Cet héritage dépasse son époque. Cheb Hasni a redéfini avec ses pairs une génération de raï plus douce, plus mélodieuse – le « raï sentimental » – qui perdure encore aujourd’hui. La « génération Hasni » ne s’éteint pas : sa tradition a été transmise à des successeurs comme Cheb Nasro, et les fusions modernes du raï avec l’électro ou la pop ne font que prolonger son souffle. Parler de Cheb Hasni aujourd’hui, c’est évoquer un morceau d’identité algérienne, un artiste qui osa chanter l’amour quand chanter était devenu un acte de rébellion.
Ouverture contemporaine possible
Aujourd’hui, l’ombre lumineuse de Cheb Hasni plane encore sur la scène musicale.

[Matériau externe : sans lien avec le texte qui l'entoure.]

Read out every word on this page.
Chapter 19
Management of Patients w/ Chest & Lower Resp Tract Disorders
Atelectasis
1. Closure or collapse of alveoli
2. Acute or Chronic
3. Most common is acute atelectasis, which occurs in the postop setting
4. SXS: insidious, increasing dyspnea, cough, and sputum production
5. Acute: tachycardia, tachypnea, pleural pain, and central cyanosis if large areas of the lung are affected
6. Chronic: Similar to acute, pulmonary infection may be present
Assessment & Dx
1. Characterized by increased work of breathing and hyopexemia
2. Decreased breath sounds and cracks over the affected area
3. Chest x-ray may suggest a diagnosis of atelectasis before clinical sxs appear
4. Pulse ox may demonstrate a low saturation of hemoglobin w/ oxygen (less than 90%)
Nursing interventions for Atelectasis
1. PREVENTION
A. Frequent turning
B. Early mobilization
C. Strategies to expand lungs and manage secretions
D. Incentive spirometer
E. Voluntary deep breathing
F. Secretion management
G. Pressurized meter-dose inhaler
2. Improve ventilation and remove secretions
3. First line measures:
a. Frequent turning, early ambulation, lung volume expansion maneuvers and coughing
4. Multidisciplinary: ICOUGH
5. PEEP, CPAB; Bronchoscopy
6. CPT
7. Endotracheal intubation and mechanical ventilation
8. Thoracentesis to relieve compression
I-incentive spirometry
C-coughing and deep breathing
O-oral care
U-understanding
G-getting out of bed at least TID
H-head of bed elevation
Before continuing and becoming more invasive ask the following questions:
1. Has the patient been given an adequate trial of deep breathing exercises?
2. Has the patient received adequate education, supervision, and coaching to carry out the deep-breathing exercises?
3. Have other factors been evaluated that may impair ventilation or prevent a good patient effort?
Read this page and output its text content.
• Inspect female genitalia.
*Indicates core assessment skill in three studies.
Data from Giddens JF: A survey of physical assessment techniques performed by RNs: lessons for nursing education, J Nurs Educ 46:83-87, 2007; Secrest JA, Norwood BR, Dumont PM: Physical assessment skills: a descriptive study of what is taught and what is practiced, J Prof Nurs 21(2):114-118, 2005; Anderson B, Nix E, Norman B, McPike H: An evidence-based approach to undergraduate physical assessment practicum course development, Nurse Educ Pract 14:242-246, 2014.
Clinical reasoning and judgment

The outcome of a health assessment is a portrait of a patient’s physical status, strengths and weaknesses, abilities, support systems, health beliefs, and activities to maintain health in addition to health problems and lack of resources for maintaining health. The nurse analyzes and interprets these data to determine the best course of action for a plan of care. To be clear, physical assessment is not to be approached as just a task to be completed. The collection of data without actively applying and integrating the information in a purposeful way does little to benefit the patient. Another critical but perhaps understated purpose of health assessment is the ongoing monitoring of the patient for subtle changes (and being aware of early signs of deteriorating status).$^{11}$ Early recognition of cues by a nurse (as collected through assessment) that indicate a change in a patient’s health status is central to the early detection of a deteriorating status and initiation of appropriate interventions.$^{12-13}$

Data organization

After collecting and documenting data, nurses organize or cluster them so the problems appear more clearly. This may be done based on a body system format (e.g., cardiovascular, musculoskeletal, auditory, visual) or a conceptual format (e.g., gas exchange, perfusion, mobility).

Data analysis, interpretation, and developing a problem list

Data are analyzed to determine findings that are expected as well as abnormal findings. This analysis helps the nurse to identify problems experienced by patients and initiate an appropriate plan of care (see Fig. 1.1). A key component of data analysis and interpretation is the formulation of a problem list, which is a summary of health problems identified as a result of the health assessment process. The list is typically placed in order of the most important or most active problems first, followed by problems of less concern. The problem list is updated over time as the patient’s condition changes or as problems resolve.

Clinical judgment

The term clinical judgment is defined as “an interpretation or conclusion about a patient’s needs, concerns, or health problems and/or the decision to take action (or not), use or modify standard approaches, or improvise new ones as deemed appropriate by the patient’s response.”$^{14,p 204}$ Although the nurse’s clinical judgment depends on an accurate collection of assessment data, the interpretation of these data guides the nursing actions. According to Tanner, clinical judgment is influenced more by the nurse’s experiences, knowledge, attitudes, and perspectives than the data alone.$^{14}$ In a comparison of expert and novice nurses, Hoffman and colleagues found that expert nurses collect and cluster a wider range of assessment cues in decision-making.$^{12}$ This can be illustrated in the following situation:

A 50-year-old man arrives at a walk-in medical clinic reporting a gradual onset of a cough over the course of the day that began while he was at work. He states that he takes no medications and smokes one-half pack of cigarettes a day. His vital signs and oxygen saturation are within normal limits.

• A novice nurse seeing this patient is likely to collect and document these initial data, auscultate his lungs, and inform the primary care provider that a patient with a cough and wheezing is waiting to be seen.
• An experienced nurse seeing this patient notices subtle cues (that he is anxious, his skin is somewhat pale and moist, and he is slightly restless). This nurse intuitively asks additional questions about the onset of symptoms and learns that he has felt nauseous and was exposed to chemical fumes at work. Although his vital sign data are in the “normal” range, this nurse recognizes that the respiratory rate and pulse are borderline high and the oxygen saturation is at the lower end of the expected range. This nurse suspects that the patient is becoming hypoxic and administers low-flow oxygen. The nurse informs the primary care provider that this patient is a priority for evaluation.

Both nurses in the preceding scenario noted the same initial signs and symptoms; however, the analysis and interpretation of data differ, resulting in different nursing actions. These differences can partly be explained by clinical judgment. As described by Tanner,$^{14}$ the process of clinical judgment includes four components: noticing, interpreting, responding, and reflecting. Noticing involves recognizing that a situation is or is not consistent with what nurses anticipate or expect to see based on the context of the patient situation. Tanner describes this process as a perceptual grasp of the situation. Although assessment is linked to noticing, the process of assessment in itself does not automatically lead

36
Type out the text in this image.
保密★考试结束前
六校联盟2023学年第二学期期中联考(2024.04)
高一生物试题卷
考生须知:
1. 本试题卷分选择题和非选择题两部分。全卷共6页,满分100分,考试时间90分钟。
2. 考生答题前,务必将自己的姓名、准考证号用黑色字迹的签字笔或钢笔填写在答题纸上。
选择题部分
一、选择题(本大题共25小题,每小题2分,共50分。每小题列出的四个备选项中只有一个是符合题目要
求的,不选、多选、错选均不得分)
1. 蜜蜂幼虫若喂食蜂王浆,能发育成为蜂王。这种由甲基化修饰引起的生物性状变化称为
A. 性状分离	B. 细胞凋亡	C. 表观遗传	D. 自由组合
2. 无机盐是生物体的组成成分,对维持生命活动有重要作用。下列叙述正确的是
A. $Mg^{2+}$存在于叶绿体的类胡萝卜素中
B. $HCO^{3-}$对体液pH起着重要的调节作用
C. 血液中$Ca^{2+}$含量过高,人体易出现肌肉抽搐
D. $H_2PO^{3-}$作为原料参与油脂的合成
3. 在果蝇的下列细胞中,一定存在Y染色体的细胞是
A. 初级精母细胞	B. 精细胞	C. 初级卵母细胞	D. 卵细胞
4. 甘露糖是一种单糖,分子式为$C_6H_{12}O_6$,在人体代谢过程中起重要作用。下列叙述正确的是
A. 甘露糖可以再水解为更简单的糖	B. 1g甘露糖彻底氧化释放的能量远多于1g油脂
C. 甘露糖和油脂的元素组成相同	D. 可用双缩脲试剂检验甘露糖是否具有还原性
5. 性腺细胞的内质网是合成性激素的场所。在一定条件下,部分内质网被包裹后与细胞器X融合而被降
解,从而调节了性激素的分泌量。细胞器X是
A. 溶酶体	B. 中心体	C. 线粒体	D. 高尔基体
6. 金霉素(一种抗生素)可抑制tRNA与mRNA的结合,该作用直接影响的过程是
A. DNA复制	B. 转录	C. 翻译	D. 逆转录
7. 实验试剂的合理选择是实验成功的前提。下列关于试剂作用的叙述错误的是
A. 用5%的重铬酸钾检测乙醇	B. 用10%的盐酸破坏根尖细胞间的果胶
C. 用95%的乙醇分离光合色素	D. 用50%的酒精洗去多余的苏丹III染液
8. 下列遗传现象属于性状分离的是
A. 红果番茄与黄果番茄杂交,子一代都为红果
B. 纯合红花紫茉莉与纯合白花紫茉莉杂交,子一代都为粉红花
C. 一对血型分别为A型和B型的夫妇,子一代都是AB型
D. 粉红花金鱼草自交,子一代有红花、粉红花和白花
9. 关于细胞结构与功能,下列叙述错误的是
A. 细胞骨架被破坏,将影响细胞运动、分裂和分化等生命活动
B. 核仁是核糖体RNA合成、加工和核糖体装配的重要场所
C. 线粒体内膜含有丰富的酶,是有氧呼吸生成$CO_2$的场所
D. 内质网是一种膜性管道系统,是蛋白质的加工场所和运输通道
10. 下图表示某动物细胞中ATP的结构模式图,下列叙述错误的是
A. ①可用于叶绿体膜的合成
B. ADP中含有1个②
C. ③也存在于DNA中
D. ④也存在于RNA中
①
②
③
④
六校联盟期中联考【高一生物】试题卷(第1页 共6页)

Ses chansons continuent de tourner en boucle sur YouTube, cumulant des millions de vues, preuve que de nouvelles générations découvrent sa voix. Des documentaires, des hommages en Algérie comme en France, et des reprises par des artistes de raï ou de rap confirment que son héritage n’a pas vieilli. Dans les mariages, les cafés ou sur les plateformes de streaming, Hasni reste une bande-son universelle de l’amour et de la mélancolie.
Trente et un ans après, il n’est plus seulement le symbole d’une époque, mais une légende qui parle toujours aux cœurs d’aujourd’hui.